L'obiettivo finale è raggiungere Gaza. Si spera di poter contribuire alla ricostruzione. La missione mira a innescare un processo di ripresa. La speranza è concreta.

Un ponte tra popoli

Vittorio Sergi, insegnante e membro del coordinamento "Marche per la Palestina", condividerà la traversata con Del Moro. "Siamo molto onorati di far parte di questo progetto", ha affermato. Ha descritto il progetto come globale e internazionalista. È fortemente legato alla causa della liberazione palestinese.

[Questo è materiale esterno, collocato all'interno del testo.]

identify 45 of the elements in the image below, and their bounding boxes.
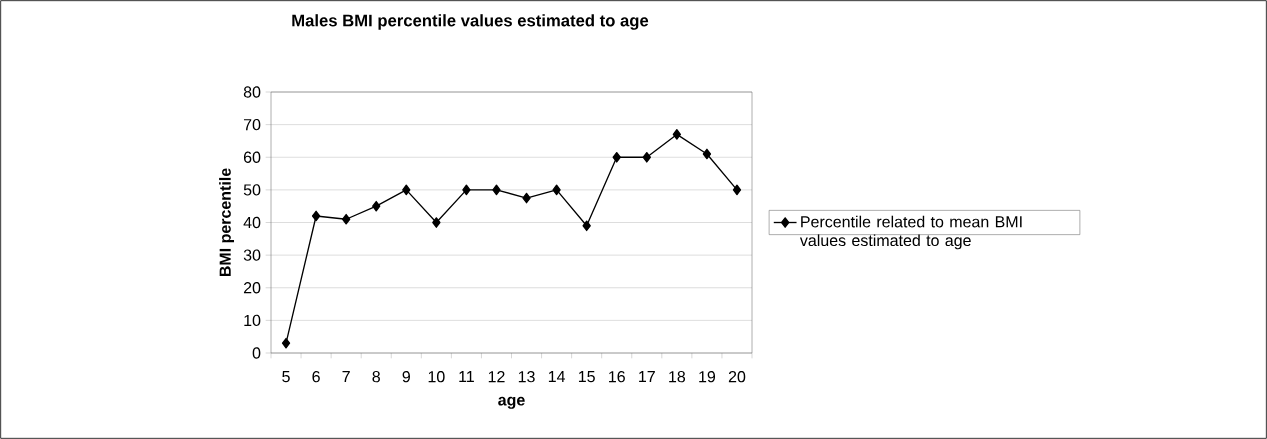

Il suo contributo è concreto. La situazione a Gaza è di primaria importanza. "Il popolo palestinese e il popolo italiano sono popoli fratelli", ha sottolineato Sergi. Il Mediterraneo unisce le due nazioni. Esistono molti legami storici e culturali. La passione per la pace e la libertà è condivisa.

Il "genocidio in corso a Gaza" è il messaggio fondamentale. L'azione contro di esso è prioritaria. L'allargamento del conflitto in Medio Oriente complica gli interventi. Tuttavia, rende ancora più urgente un'azione internazionale dal basso. La situazione richiede attenzione immediata.